Hotman mengatakan dirinya menerima surat kuasa pada Jumat pagi dan langsung mendampingi pemeriksaan kliennya.
“Benar bahwa hari ini Pak Febrie sudah menandatangani surat kuasa. Ada dua tim kuasa hukum, termasuk pengacara Fariz (Massagus Farizi),” ujar Hotman kepada wartawan. Ia menambahkan, pemeriksaan berlangsung dengan sekitar 18 pertanyaan dan seluruhnya telah dijawab oleh kliennya.
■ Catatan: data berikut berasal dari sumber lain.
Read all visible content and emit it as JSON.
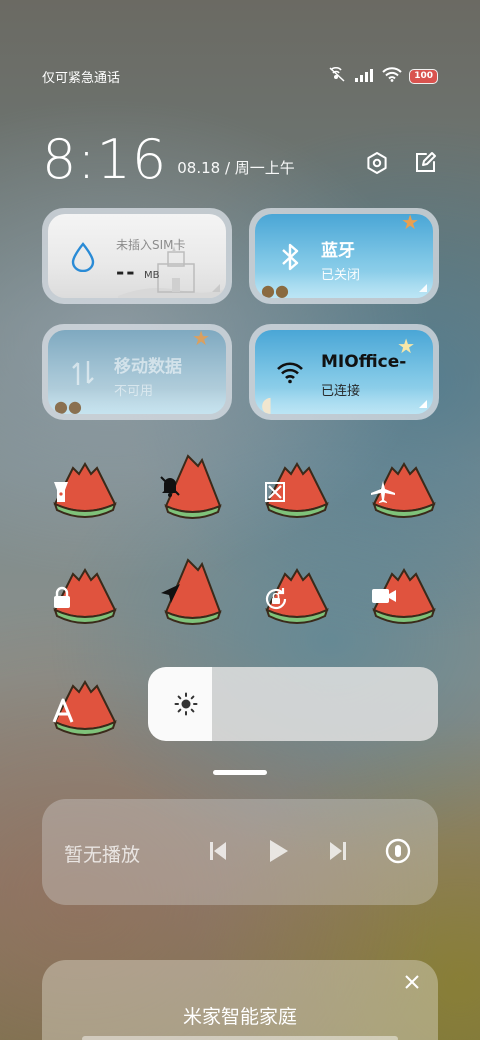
{
  "status_bar": {
    "carrier": "仅可紧急通话",
    "battery": "100",
    "icons": [
      "hands-free-icon",
      "signal-icon",
      "wifi-icon",
      "battery-icon"
    ]
  },
  "header": {
    "time": "8:16",
    "date": "08.18 / 周一上午",
    "actions": [
      "settings-icon",
      "edit-icon"
    ]
  },
  "tiles": {
    "data_usage": {
      "label": "未插入SIM卡",
      "value": "--",
      "unit": "MB",
      "icon": "water-drop-icon"
    },
    "bluetooth": {
      "title": "蓝牙",
      "status": "已关闭",
      "icon": "bluetooth-icon"
    },
    "mobile_data": {
      "title": "移动数据",
      "status": "不可用",
      "icon": "mobile-data-icon"
    },
    "wifi": {
      "title": "MIOffice-",
      "status": "已连接",
      "icon": "wifi-icon"
    }
  },
  "toggles": [
    {
      "name": "flashlight",
      "icon": "flashlight-icon"
    },
    {
      "name": "silent",
      "icon": "bell-off-icon"
    },
    {
      "name": "screenshot",
      "icon": "screenshot-icon"
    },
    {
      "name": "airplane",
      "icon": "airplane-icon"
    },
    {
      "name": "lock-screen",
      "icon": "lock-icon"
    },
    {
      "name": "location",
      "icon": "location-arrow-icon"
    },
    {
      "name": "rotation-lock",
      "icon": "rotation-lock-icon"
    },
    {
      "name": "screen-record",
      "icon": "video-camera-icon"
    },
    {
      "name": "auto-brightness",
      "icon": "letter-a-icon"
    }
  ],
  "brightness": {
    "level": 0.22,
    "icon": "sun-icon"
  },
  "media": {
    "status": "暂无播放",
    "controls": [
      "previous-icon",
      "play-icon",
      "next-icon",
      "cast-icon"
    ]
  },
  "smart_home": {
    "title": "米家智能家庭",
    "icon": "close-icon"
  },
  "colors": {
    "melon_red": "#e0533e",
    "melon_rind": "#7fc27a",
    "tile_sky": "#4aa6d6",
    "accent_blue": "#2a8bd6"
  }
}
Menurutnya, hingga pemeriksaan berlangsung, Febrie diperiksa sebagai tersangka dan belum dilakukan penahanan.
Dalam kesempatan yang sama, Hotman juga memberikan klarifikasi mengenai rumah di kawasan Sentul, Kabupaten Bogor, Jawa Barat, yang sebelumnya dikaitkan dengan Febrie Adriansyah.
Menurutnya, secara administratif dan berdasarkan sertifikat kepemilikan, rumah tersebut bukan atas nama Febrie, melainkan milik mertua kliennya yang kemudian telah dihibahkan kepada cucunya. Hotman menyebut penjelasan beserta dokumen pendukung mengenai status kepemilikan aset tersebut telah disampaikan dalam Berita Acara Pemeriksaan (BAP).
Sementara itu, kuasa hukum tersangka Don Ritto, Handika Honggowongso, mengungkapkan bahwa rumah di Sentul tersebut telah digunakan sejak 2023 sebagai kantor cadangan (backup) operasional sebuah yayasan yang bergerak di bidang dakwah dan pendidikan Islam.
Menurut Handika, penggunaan rumah itu dilakukan setelah memperoleh izin dari pemiliknya.
“Rumah di Sentul itu pada 2023 dimohonkan kepada pemilik untuk digunakan sebagai backup operasional kantor yayasan,” kata Handika kepada wartawan di Gedung Kejaksaan Agung, Jumat (17/7/2026).
Handika menjelaskan, yayasan tersebut membina sekitar 700 santri, terutama yang berasal dari Papua dan Maluku, yang menempuh pendidikan di sebuah pesantren di Banten.
Ia juga menyebut keberadaan brankas di rumah tersebut digunakan untuk menyimpan barang-barang berharga yang berkaitan dengan aktivitas operasional yayasan.
“Brankas itu digunakan untuk menyimpan barang-barang berharga karena di lokasi tersebut banyak aktivitas operasional yayasan,” ujarnya.
Selain itu, Handika menambahkan rumah tersebut sudah tidak ditempati oleh Febrie Adriansyah selama kurang lebih 10 tahun.
Hingga saat ini, proses penyidikan perkara yang menjerat Febrie Adriansyah masih berlangsung di Kejaksaan Agung, sementara penyidik terus mendalami berbagai alat bukti dan keterangan dari para pihak terkait.